A deeper look into Pittsburgh’s recent water issues provides some insight into the problems created by a privatization/deregulation approach to solving public challenges. The simple story often links the recent boil advisory to old pipes, a couple of bad management decisions, and an unfortunate confluence of events. (Not unlike the story we hear about Flint.) But a more in depth look reveals the privatization ideology at play. Four years ago, the Pittsburgh Water and Sewer Authority (PWSA) – a public utility poorly run and in debt – brought in the private firm Veolia to manage the agency. The idea behind this public/private merger was that Veolia would be incentivized to run PWSA efficiently because they would take home 50% of every dollar they made. The result was high executive director salaries, a gutting of staff, increased customer rates, and high levels of lead. The problem here is that private and public interests didn’t overlap neatly. Veolia was incentivized to cut costs and bring in higher profits. But the public good suffered when those strategies did not result in effective water delivery.
Dismantling the institutions that provide regulatory oversight is the other side of the privatization/deregulation coin. It is clear that the Trump administration’s plan is to curtail our environmental and public health agencies, weaken regulatory oversight, and limit our social safety nets. We hear this in the familiar refrain, “job-killing regulations” (which isn’t exactly true). From this perspective, private interests can avoid the red tape and ostensibly work more efficiently.
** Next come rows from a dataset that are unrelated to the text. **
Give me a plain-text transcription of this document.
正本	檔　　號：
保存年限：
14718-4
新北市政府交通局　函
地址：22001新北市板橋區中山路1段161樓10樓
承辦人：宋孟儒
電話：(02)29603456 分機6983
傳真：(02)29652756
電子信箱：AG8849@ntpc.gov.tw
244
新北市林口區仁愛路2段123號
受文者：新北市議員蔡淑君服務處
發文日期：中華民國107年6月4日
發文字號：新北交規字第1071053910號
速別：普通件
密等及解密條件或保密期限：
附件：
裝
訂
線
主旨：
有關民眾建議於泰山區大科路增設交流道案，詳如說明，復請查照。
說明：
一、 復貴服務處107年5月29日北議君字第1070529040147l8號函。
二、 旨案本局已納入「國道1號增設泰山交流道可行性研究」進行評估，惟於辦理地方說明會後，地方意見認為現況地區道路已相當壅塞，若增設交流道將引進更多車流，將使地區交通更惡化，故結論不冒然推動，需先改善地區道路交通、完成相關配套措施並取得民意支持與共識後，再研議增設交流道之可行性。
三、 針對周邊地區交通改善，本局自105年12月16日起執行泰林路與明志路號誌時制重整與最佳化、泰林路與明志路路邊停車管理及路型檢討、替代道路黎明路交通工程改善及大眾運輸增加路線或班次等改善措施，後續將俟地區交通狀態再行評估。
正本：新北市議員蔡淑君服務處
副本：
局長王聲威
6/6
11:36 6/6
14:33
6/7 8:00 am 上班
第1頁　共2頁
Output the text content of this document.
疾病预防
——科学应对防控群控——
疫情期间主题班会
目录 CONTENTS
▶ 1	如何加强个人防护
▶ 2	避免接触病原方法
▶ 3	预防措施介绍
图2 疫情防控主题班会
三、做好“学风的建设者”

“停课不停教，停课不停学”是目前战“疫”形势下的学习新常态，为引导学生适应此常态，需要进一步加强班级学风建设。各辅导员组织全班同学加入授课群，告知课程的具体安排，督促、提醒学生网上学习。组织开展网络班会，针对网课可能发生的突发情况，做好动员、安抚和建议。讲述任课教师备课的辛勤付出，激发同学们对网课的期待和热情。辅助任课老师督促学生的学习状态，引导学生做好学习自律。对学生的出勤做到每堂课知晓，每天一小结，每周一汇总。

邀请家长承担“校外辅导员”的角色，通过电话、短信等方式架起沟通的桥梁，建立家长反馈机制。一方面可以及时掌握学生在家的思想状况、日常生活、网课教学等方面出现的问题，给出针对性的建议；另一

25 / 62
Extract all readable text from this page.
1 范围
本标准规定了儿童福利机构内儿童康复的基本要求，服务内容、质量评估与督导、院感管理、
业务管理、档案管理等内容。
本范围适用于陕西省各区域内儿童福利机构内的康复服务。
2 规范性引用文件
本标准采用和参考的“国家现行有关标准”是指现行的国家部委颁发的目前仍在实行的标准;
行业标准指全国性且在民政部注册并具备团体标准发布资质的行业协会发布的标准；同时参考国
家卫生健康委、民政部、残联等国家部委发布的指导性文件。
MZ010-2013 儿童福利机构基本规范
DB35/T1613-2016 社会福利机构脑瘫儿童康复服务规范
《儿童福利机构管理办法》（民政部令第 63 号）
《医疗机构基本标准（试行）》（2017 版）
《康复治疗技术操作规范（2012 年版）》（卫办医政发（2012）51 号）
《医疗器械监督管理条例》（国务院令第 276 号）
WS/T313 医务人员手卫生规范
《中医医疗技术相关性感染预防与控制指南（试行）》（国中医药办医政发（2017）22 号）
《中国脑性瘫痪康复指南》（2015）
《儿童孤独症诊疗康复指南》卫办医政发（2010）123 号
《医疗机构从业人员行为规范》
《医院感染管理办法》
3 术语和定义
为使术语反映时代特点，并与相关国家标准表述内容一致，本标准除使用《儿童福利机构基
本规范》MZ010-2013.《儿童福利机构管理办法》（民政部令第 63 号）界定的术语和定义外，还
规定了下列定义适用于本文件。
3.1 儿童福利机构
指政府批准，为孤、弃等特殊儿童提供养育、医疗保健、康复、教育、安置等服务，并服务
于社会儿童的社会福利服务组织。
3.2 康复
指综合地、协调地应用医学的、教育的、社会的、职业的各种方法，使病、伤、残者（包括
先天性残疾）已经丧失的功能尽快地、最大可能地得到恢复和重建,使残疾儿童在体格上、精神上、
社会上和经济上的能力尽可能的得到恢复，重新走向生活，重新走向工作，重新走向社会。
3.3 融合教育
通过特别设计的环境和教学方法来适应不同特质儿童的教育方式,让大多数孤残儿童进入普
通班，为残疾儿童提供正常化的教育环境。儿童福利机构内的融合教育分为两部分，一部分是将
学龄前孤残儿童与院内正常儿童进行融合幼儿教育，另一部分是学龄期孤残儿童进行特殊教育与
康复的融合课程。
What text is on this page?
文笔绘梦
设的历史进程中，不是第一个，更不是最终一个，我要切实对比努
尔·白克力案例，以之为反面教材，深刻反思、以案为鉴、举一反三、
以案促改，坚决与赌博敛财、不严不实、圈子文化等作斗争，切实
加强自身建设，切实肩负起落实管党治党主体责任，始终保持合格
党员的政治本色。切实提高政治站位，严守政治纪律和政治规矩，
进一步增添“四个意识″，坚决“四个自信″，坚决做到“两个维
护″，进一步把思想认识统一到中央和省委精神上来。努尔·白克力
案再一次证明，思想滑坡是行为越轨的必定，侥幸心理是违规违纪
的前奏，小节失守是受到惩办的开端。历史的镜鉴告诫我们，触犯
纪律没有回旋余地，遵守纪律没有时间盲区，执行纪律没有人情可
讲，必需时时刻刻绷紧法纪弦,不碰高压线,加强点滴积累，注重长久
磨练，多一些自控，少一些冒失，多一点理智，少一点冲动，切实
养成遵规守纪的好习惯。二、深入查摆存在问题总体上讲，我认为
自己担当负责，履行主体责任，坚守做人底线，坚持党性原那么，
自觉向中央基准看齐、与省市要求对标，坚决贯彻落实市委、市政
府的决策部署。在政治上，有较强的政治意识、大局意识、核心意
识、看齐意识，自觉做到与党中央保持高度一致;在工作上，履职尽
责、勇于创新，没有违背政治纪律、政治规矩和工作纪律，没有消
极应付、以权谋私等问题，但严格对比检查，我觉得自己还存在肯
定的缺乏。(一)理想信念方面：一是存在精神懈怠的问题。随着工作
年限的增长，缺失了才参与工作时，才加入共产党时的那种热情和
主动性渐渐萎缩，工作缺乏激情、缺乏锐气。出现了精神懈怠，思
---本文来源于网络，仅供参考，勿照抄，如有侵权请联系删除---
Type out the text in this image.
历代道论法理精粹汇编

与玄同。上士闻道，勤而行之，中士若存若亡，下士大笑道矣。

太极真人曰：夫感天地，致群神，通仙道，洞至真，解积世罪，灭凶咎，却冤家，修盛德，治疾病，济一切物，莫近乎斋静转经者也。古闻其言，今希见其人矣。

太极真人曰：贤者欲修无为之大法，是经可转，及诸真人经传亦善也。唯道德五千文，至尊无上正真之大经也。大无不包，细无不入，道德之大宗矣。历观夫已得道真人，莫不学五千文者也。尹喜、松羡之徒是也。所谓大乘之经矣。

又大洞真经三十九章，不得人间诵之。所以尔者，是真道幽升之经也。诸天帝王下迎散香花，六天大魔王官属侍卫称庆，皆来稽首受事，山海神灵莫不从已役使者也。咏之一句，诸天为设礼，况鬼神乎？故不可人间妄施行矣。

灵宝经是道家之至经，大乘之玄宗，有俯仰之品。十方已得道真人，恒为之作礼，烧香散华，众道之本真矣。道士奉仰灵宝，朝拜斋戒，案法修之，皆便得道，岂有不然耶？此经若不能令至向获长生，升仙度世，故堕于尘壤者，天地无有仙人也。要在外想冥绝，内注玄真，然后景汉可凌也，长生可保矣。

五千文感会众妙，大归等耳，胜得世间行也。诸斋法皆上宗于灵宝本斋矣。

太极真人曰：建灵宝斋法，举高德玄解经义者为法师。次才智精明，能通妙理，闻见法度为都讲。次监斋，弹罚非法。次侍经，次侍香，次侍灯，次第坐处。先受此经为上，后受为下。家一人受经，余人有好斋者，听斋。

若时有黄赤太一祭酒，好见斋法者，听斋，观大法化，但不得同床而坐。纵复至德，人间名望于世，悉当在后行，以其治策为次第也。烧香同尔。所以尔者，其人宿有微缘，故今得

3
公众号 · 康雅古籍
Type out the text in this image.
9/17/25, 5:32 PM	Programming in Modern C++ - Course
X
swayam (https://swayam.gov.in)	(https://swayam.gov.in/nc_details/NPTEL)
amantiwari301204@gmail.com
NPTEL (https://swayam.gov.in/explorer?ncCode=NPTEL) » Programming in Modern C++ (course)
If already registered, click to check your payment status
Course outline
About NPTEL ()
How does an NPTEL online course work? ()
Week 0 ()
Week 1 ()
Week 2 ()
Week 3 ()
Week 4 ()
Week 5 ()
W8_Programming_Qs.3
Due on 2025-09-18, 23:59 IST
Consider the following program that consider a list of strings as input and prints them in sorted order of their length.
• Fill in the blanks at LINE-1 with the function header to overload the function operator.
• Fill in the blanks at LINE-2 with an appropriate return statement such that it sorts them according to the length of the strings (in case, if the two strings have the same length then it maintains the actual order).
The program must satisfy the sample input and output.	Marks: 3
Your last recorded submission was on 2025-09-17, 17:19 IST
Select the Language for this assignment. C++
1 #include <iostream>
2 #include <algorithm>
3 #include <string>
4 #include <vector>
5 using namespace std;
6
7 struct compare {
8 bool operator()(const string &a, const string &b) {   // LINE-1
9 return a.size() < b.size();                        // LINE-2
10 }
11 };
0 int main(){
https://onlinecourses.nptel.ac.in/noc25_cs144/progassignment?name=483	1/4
But, here again, do we assume private interests will take on the government’s role of protecting our common good? Or will these firms be motivated by their own financial interests? How will individuals recoup their losses when injured by the bad decisions of a company? What institutions will keep the companies in check? Do we just hope they will self-regulate?
The point I am trying to make is that our public utilities, infrastructure, institutions, and the like, are motivated by protecting the common good. They don’t run like businesses, nor should they. Are they complicated, bureaucratic, and problematic? Sure. But that is the nature of working towards equitable outcomes for hundreds of thousands of diverse people. It is complicated. Put another way, what, for example, would motivate private firms to work in impoverished rural or urban communities where the need is high but the incentive is low? Private firms may work efficiently when building golf courses in NYC, but not so much for equitably upgrading the nation’s infrastructure.
President Trump’s ideas for improving our nation’s infrastructure are basically giant tax incentives for private interests. But if constituencies want to demand a different approach, we should talk about opportunity. And infrastructure presents an opportunity. There are potentially decades of jobs in store for the design, implementation, and maintenance of infrastructure. If we avoid drastically deregulating our environmental and public health agencies, or dismantling our social safety nets, these will be good paying and safe middle class jobs. Further, with some creativity, this effort can lead to more sustainable and resilient communities, a key objective in the face of climate change. So, my charge to President Trump is to focus on these opportunities and use his bully pulpit to propose an infrastructure plan that serves the common good.